IK (Inverse Kinematics)
The calculation of joint angles required to place a robot’s end-effector at a desired position and orientation, often computationally challenging.
Imitation Learning
Training robots by observing expert demonstrations (human or synthetic), bypassing manual reward function design.
Impedance Control
A motion-based control strategy where a robot behaves like a mechanical impedance (mass-spring-damper) at its end-effector for compliant interaction.

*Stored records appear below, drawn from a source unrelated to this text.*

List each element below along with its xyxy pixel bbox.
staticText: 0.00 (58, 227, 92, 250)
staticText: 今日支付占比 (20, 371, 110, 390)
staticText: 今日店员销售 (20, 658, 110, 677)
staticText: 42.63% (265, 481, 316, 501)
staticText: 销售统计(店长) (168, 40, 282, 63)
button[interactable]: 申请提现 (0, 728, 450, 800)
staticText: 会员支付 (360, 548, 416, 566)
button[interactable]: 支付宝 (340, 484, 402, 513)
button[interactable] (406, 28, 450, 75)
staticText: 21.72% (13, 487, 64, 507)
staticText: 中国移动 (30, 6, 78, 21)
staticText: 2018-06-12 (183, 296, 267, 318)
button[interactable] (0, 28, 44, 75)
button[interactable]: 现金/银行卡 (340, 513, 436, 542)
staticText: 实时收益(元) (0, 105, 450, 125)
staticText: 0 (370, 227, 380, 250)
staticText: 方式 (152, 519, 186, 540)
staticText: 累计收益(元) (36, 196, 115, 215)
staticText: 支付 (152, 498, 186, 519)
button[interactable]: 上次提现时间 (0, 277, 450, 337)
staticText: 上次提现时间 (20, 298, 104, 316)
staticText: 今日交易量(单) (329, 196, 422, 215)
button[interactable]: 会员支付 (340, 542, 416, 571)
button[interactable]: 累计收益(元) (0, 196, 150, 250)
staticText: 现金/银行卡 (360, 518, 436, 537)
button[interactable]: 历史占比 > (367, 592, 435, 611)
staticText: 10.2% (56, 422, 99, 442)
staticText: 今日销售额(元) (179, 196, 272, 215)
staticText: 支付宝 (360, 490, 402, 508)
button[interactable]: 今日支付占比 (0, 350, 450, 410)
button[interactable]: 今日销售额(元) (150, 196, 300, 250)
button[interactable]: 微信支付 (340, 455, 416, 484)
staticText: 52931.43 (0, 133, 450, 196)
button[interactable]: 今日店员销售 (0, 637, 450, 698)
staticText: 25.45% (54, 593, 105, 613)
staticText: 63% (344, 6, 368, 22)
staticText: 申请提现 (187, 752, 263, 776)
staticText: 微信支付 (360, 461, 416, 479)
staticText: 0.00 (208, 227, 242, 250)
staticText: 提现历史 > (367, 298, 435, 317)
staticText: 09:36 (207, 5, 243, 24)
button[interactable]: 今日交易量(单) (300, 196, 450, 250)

IMU (Inertial Measurement Unit)
A device combining accelerometers and gyroscopes (sometimes magnetometers) to measure orientation, velocity, and gravitational forces.
Industrial Automation
Integration of robots, PLCs, and conveyors to perform repetitive manufacturing tasks with high precision and throughput.
Industrial Robot
A programmable, automated machine used in manufacturing for tasks like welding, painting, assembly, and material handling, typically in a caged environment.
Industry 4.0
The fourth industrial revolution characterized by smart factories, IoT, AI, and interconnected autonomous robots and systems.
Inertia
The resistance of a robot’s body or link to changes in its state of motion; a key parameter in dynamic modeling and control.
Inertial Measurement Unit (Imu)
A sensor that measures acceleration and angular velocity to determine orientation and movement.
Inertial Navigation
A self-contained navigation method using IMU data to estimate a robot’s position and orientation without external references.
Inspection Robot
A robot designed to examine infrastructure, pipelines, buildings, or industrial equipment for defects, corrosion, or wear.
Integrated Development Environment (IDE)
A software application providing comprehensive tools for writing, testing, and debugging robot control programs.
Integration
The process of combining robot hardware, software, sensors, and tooling into a complete working system for a specific application.
Intelligent Robot
A robot equipped with AI capabilities enabling it to perceive, learn, reason, and adapt to complex and changing environments.
Intent Recognition
Algorithms that predict human goals from gestures, gaze, voice, or physiological signals to enable proactive robot responses.
Inverse Dynamics
The calculation of required joint torques/forces to produce a desired robot motion, essential for model-based control.
Inverse Kinematics
The computation of joint angles required to achieve a desired end-effector position and orientation.
IoT (Internet of Things)
The network of interconnected devices and sensors that enables robots to share data and coordinate with other systems over the internet.
IPC (Industrial PC)
A ruggedized computer used to run robot control software in harsh industrial environments with real-time requirements.
Isaac Sim
NVIDIA’s robotics simulation platform for designing, testing, and training robots using synthetic data and GPU-accelerated physics.
ISO 10218 / ISO/TS 15066
International standards defining safety requirements for industrial robots and collaborative robot applications.